The problem that this paper attempts to solve is the lack of systematic research on technical support scams. Specifically, although this type of scam causes millions of dollars in losses to ordinary Internet users every year, the security community has not yet conducted systematic research on it. Therefore, the authors of the paper designed and developed the first system capable of automatically detecting technical support scam domains and phone numbers. Through this system, a large amount of data was collected, and the first systematic analysis of technical support scam pages was carried out, identifying the techniques they use, the misused infrastructure, and the characteristics of the scamming activities. In addition, the authors interacted with 60 scammers, collecting intelligence that can be used for combat operations, technical countermeasures, and public education. Finally, the authors proposed a series of suggestions for educating the public about technical support scams and protecting users from malicious pages.
### Main Contributions
1. **Designed and developed the first system capable of automatically detecting technical support scam domains and phone numbers**.
2. **Conducted the first systematic analysis of technical support scam pages, identifying the techniques they use, the misused infrastructure, and the characteristics of the scamming activities**.
3. **Interacted with 60 scammers in a controlled manner, collecting intelligence that can be used for combat operations, technical countermeasures, and public education**.
4. **Proposed a series of suggestions for educating the public about technical support scams and protecting users from malicious pages**.
### Research Methods
- **Data Collection**: The authors used a distributed crawler infrastructure to identify technical support scam pages from websites known to be involved in malicious advertising activities. During the 250 - day deployment period, 8,698 unique domains were discovered, which claimed that users were infected and asked them to call 1,581 collected phone numbers.

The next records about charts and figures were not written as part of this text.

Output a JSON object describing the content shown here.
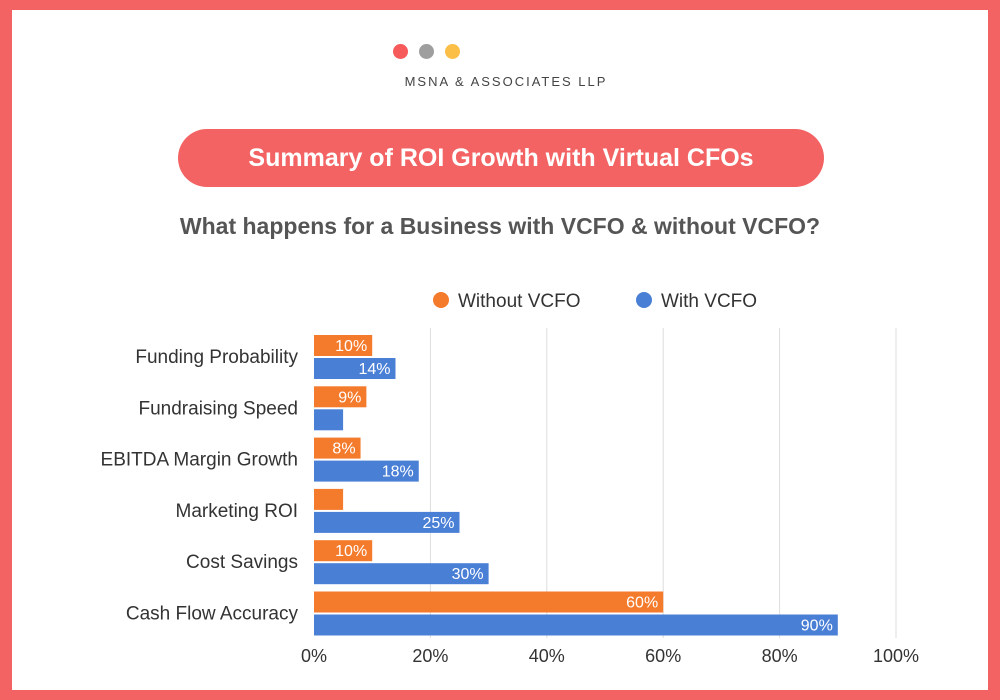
{
  "colors": {
    "frame": "#f36363",
    "dot_red": "#f65a5a",
    "dot_grey": "#9e9e9e",
    "dot_yellow": "#fbbf47",
    "without": "#f47a2c",
    "with": "#4a7fd6",
    "grid": "#dddddd",
    "text": "#333333"
  },
  "brand": "MSNA & ASSOCIATES LLP",
  "header": {
    "title": "Summary of ROI Growth with Virtual CFOs",
    "subtitle": "What happens for a Business with VCFO & without VCFO?"
  },
  "chart_data": {
    "type": "bar",
    "orientation": "horizontal",
    "categories": [
      "Funding Probability",
      "Fundraising Speed",
      "EBITDA Margin Growth",
      "Marketing ROI",
      "Cost Savings",
      "Cash Flow Accuracy"
    ],
    "series": [
      {
        "name": "Without VCFO",
        "values": [
          10,
          9,
          8,
          5,
          10,
          60
        ],
        "labels": [
          "10%",
          "9%",
          "8%",
          "",
          "10%",
          "60%"
        ]
      },
      {
        "name": "With VCFO",
        "values": [
          14,
          5,
          18,
          25,
          30,
          90
        ],
        "labels": [
          "14%",
          "",
          "18%",
          "25%",
          "30%",
          "90%"
        ]
      }
    ],
    "xlim": [
      0,
      100
    ],
    "ticks": [
      0,
      20,
      40,
      60,
      80,
      100
    ],
    "tick_labels": [
      "0%",
      "20%",
      "40%",
      "60%",
      "80%",
      "100%"
    ],
    "grid": true,
    "legend": "top-center"
  }
}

- **Data Analysis**: By analyzing the collected data, multiple patterns and trends were identified, including low - cost domains registered by scammers, misused CDNs, phone number tracking, and scammers' strategies for evading dynamic analysis systems.
- **Interaction Experiment**: The authors obtained approval from the IRB and conducted sessions with 60 technical support scammers, recorded the entire process, and analyzed the tools, social engineering techniques, and charging situations used by the scammers.
### Key Findings
- **Scammers' Patience**: The average call duration was 17 minutes.
- **Frequently Used Remote Management Tools**: 81% of scammers used one of two software tools.
- **High Charges**: The average charge was $290.9.
- **Multiple Deception Means**: Scammers used more than 12 different techniques to convince users that their machines were infected with viruses.
- **Call Center Scale**: On average, there were 11 technical support scammers in each call center.
### Conclusion
Through systematic research and technical means, the paper reveals the operating mechanisms and characteristics of technical support scams, provides strong evidence for law enforcement agencies, and also proposes suggestions for educating the public and protecting users, which helps to reduce the occurrence of such scams.